Luigi Oldani, che mantiene in massima parte la struttura dell’haiku tradizionale, pur assicurando alle sue poesie una maggiore libertà nella lunghezza dei singoli versi, sviluppa un’espressione che appoggia la significazione soprattutto su una sorta di salto logico finale, che apre a contenuti imprevisti e di notevole forza espressiva. Questo modo di procedere, del resto in linea con gli esempi moderni, anche giapponesi, consente di porgere al lettore in maniera semplice ma particolarmente efficace quelli che sono i grandi quesiti che l’uomo si trova ad affrontare: le questioni legate al trascorrere del tempo e alla finitezza delle cose terrene, gli eventi imperfetti e che pure possono apparire eterni, almeno nell’attimo in cui sembrano suggerire un loro impronunciabile segreto. Come scrive Alba Donati nell’introduzione alla raccolta, Oldani con questo suo scatto improvviso alla fine di ogni haiku e con quell’ulteriore verso che ci aspettiamo di leggere, che quasi siamo costretti a pronunciare, e che in effetti non c’è, “rigira il tutto, inverte la direzione, immette cose non viste, non vedibili”.

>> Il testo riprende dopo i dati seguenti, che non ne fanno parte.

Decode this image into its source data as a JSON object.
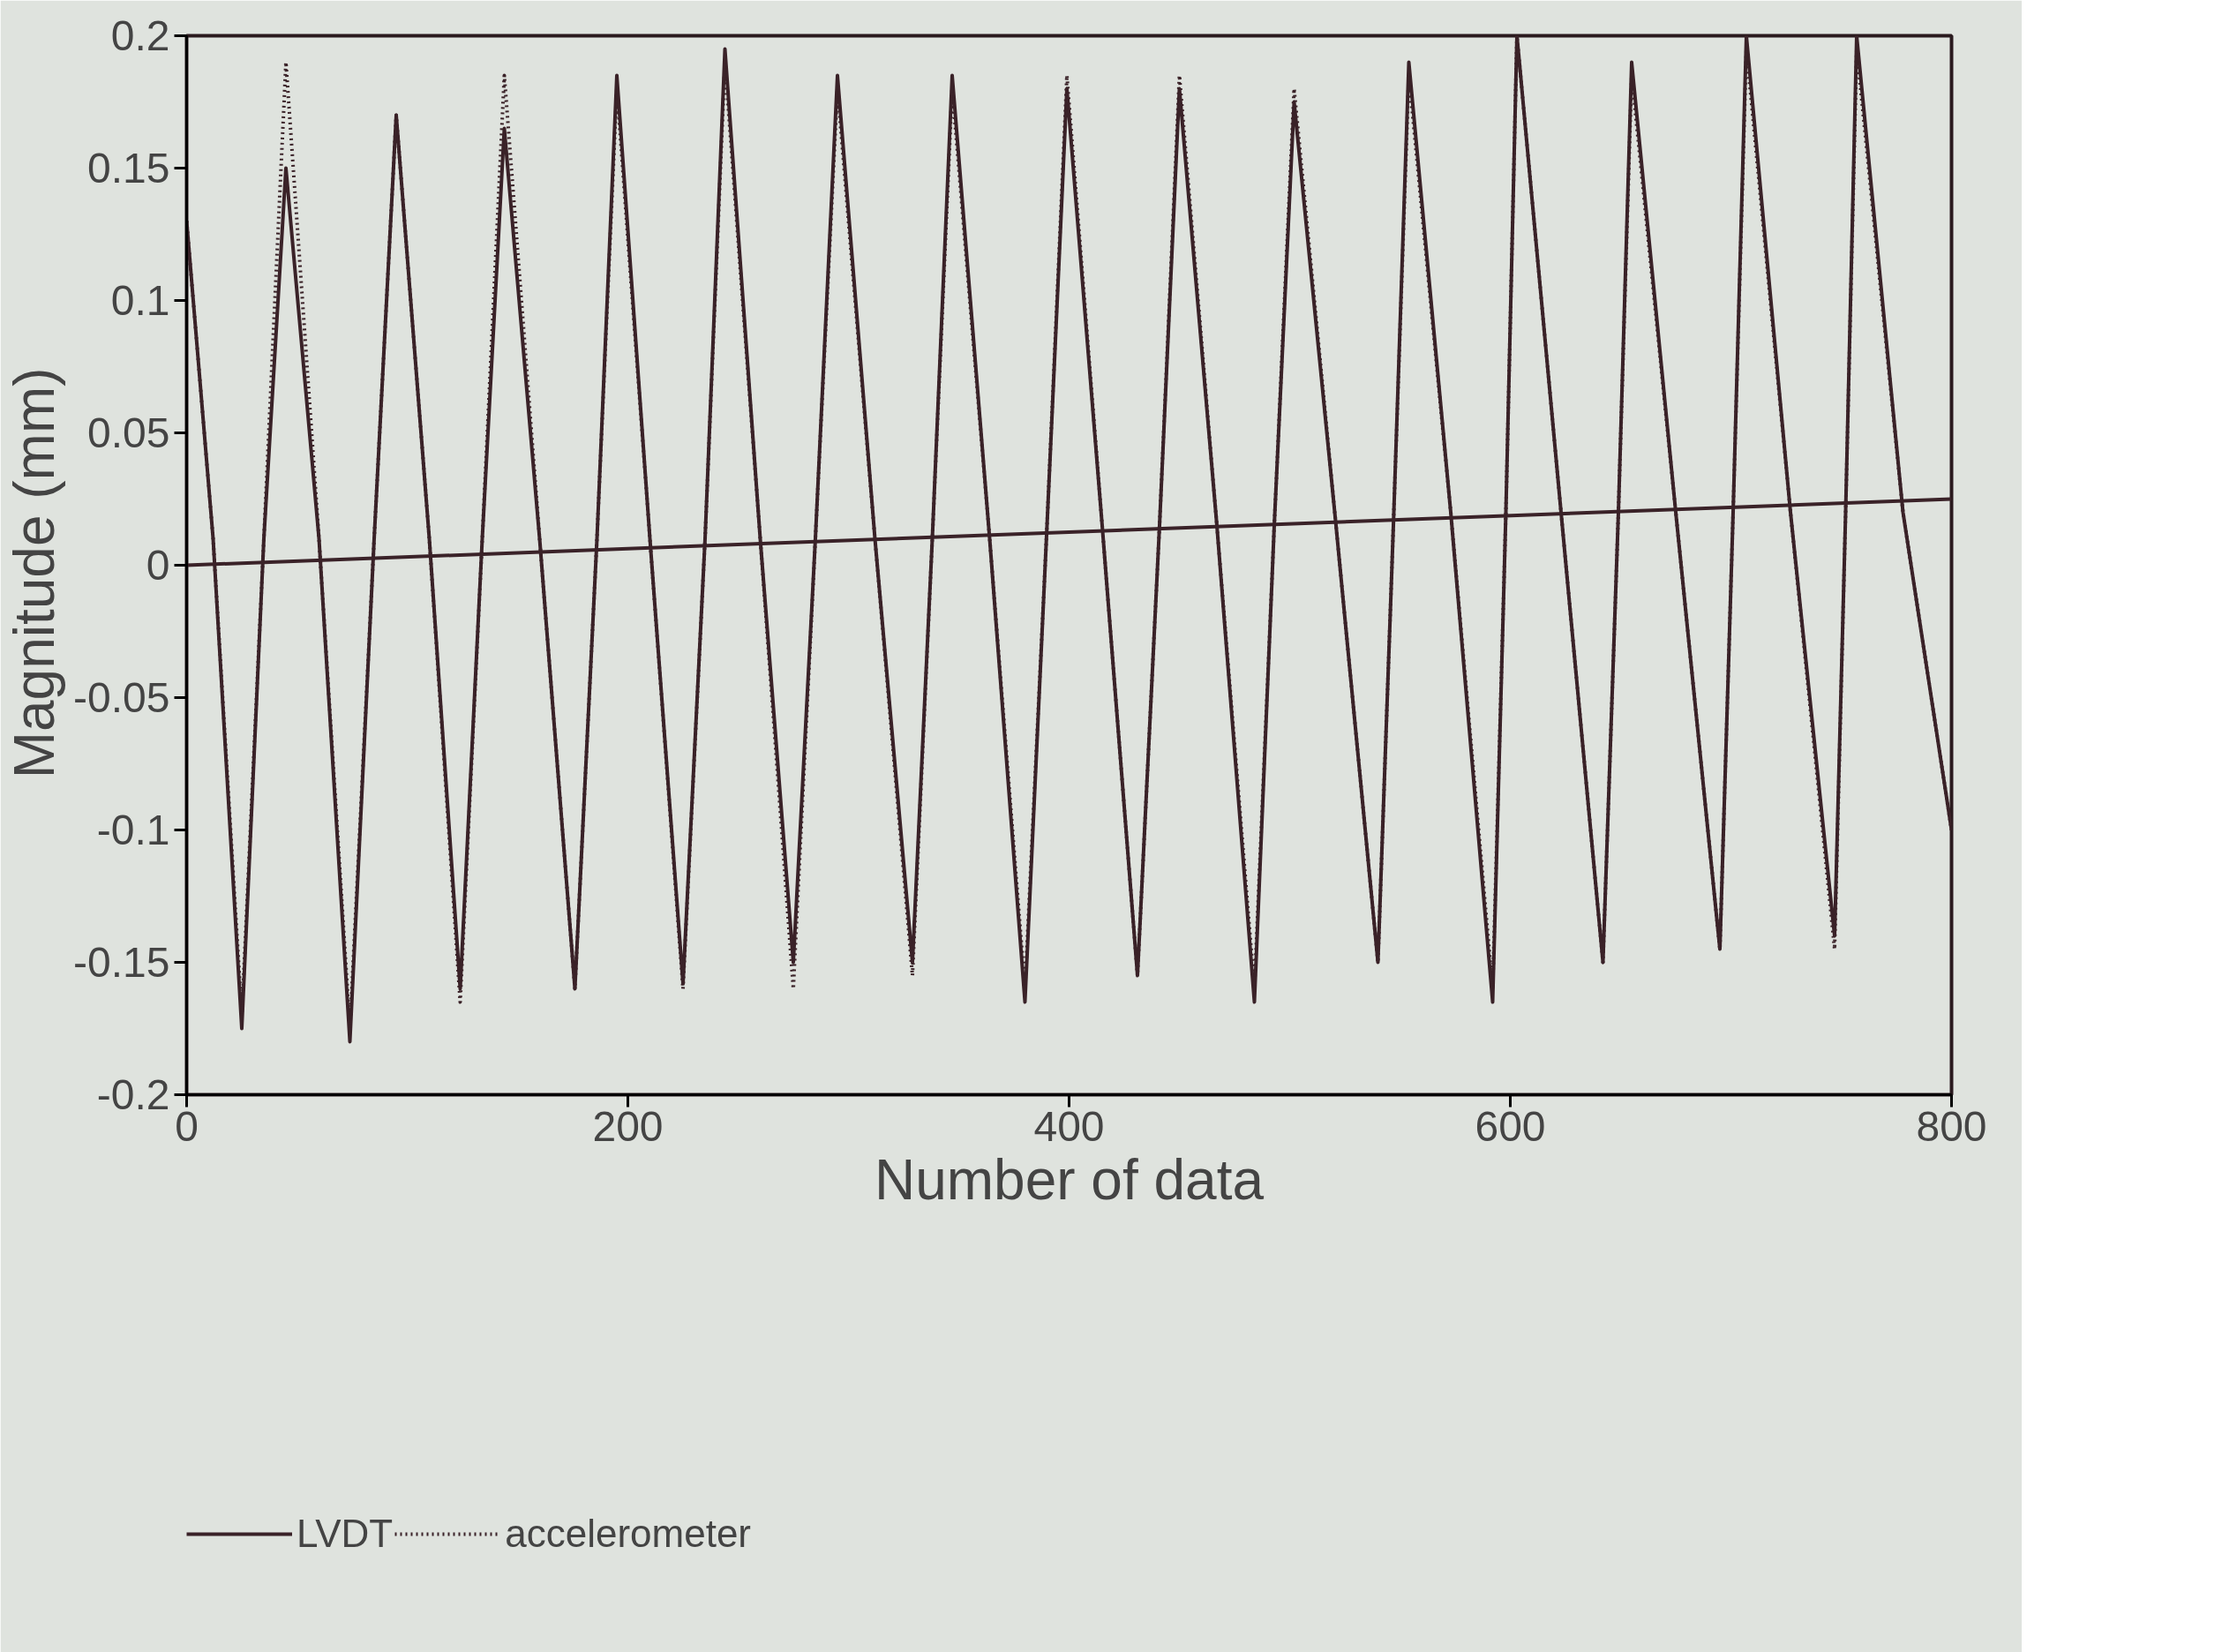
{
  "chart_data": {
    "type": "line",
    "xlabel": "Number of data",
    "ylabel": "Magnitude  (mm)",
    "xlim": [
      0,
      800
    ],
    "ylim": [
      -0.2,
      0.2
    ],
    "xticks": [
      0,
      200,
      400,
      600,
      800
    ],
    "yticks": [
      -0.2,
      -0.15,
      -0.1,
      -0.05,
      0,
      0.05,
      0.1,
      0.15,
      0.2
    ],
    "grid": false,
    "legend": "bottom left",
    "marker": "none",
    "series": [
      {
        "name": "LVDT",
        "color": "#3a2228",
        "line_style": "solid",
        "x": [
          0,
          12,
          25,
          35,
          45,
          60,
          74,
          85,
          95,
          110,
          124,
          134,
          144,
          160,
          176,
          186,
          195,
          210,
          225,
          235,
          244,
          260,
          275,
          285,
          295,
          312,
          329,
          338,
          347,
          364,
          380,
          390,
          399,
          415,
          431,
          441,
          450,
          467,
          484,
          493,
          502,
          521,
          540,
          547,
          554,
          573,
          592,
          598,
          603,
          623,
          642,
          649,
          655,
          675,
          695,
          701,
          707,
          727,
          747,
          752,
          757,
          778,
          800
        ],
        "values": [
          0.13,
          0.01,
          -0.175,
          0.01,
          0.15,
          0.01,
          -0.18,
          0.01,
          0.17,
          0.01,
          -0.16,
          0.01,
          0.165,
          0.01,
          -0.16,
          0.01,
          0.185,
          0.01,
          -0.158,
          0.01,
          0.195,
          0.01,
          -0.15,
          0.01,
          0.185,
          0.01,
          -0.15,
          0.01,
          0.185,
          0.01,
          -0.165,
          0.015,
          0.18,
          0.015,
          -0.155,
          0.015,
          0.18,
          0.015,
          -0.165,
          0.015,
          0.175,
          0.015,
          -0.15,
          0.015,
          0.19,
          0.02,
          -0.165,
          0.02,
          0.2,
          0.02,
          -0.15,
          0.02,
          0.19,
          0.02,
          -0.145,
          0.02,
          0.2,
          0.02,
          -0.14,
          0.02,
          0.2,
          0.02,
          -0.1
        ]
      },
      {
        "name": "accelerometer",
        "color": "#3a2228",
        "line_style": "dotted",
        "x": [
          0,
          12,
          25,
          35,
          45,
          60,
          74,
          85,
          95,
          110,
          124,
          134,
          144,
          160,
          176,
          186,
          195,
          210,
          225,
          235,
          244,
          260,
          275,
          285,
          295,
          312,
          329,
          338,
          347,
          364,
          380,
          390,
          399,
          415,
          431,
          441,
          450,
          467,
          484,
          493,
          502,
          521,
          540,
          547,
          554,
          573,
          592,
          598,
          603,
          623,
          642,
          649,
          655,
          675,
          695,
          701,
          707,
          727,
          747,
          752,
          757,
          778,
          800
        ],
        "values": [
          0.13,
          0.01,
          -0.17,
          0.01,
          0.19,
          0.01,
          -0.175,
          0.01,
          0.17,
          0.01,
          -0.165,
          0.01,
          0.185,
          0.01,
          -0.16,
          0.01,
          0.18,
          0.01,
          -0.16,
          0.01,
          0.19,
          0.01,
          -0.16,
          0.01,
          0.18,
          0.01,
          -0.155,
          0.01,
          0.18,
          0.01,
          -0.16,
          0.015,
          0.185,
          0.015,
          -0.155,
          0.015,
          0.185,
          0.015,
          -0.16,
          0.015,
          0.18,
          0.015,
          -0.15,
          0.015,
          0.185,
          0.02,
          -0.16,
          0.02,
          0.2,
          0.02,
          -0.15,
          0.02,
          0.185,
          0.02,
          -0.145,
          0.02,
          0.195,
          0.02,
          -0.145,
          0.02,
          0.195,
          0.02,
          -0.1
        ]
      },
      {
        "color": "#3a2228",
        "line_style": "solid",
        "x": [
          0,
          800
        ],
        "values": [
          0,
          0.025
        ]
      }
    ]
  }
}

La forza struggente e in qualche modo sfuggente delle liriche di Oldani è proprio nel legame tra quello che ci viene descritto e l’invisibile, il mai visibile o il non più visibile, si concretizza nel mondo indefinibile che si rappresenta dinanzi ai nostri occhi, tra la corporeità dei reperti naturali che irrompono sulla scena e l’impalpabilità della loro più profonda natura. Per esempio: “Tra le camelie / una gatta s’aggira / le cade un fiore”; o, quasi un manifesto di poetica, “Lascio cadere / parole mai nate: / vento d’inverno”.

Il poeta sembra provare ritegno di fronte alla scoperta della vita e del suo mistero, una specie di incapacità a credere che la parola possa davvero definire una presenza, misurarsi con la vera consistenza della realtà, per cui con consapevolezza confessa: “Dei secchi granchi / con la bassa marea / amo il ritegno”.

Il tempo a cui spesso ci si riferisce in queste liriche non è quello storico che rassicura, mettendoci di fronte all’esistenza di un prima e di un dopo, di un succedersi esatto di segmenti misurabili, quanto piuttosto l’estensione indefinibile, in bilico tra la tradizione dello zen e lo spaziotempo delle recenti acquisizioni della fisica: “Di ogni fiore / ogni petalo esiste / per tutto il tempo”; “Come la stella / tutta nel cielo oggi / piango questo blu”.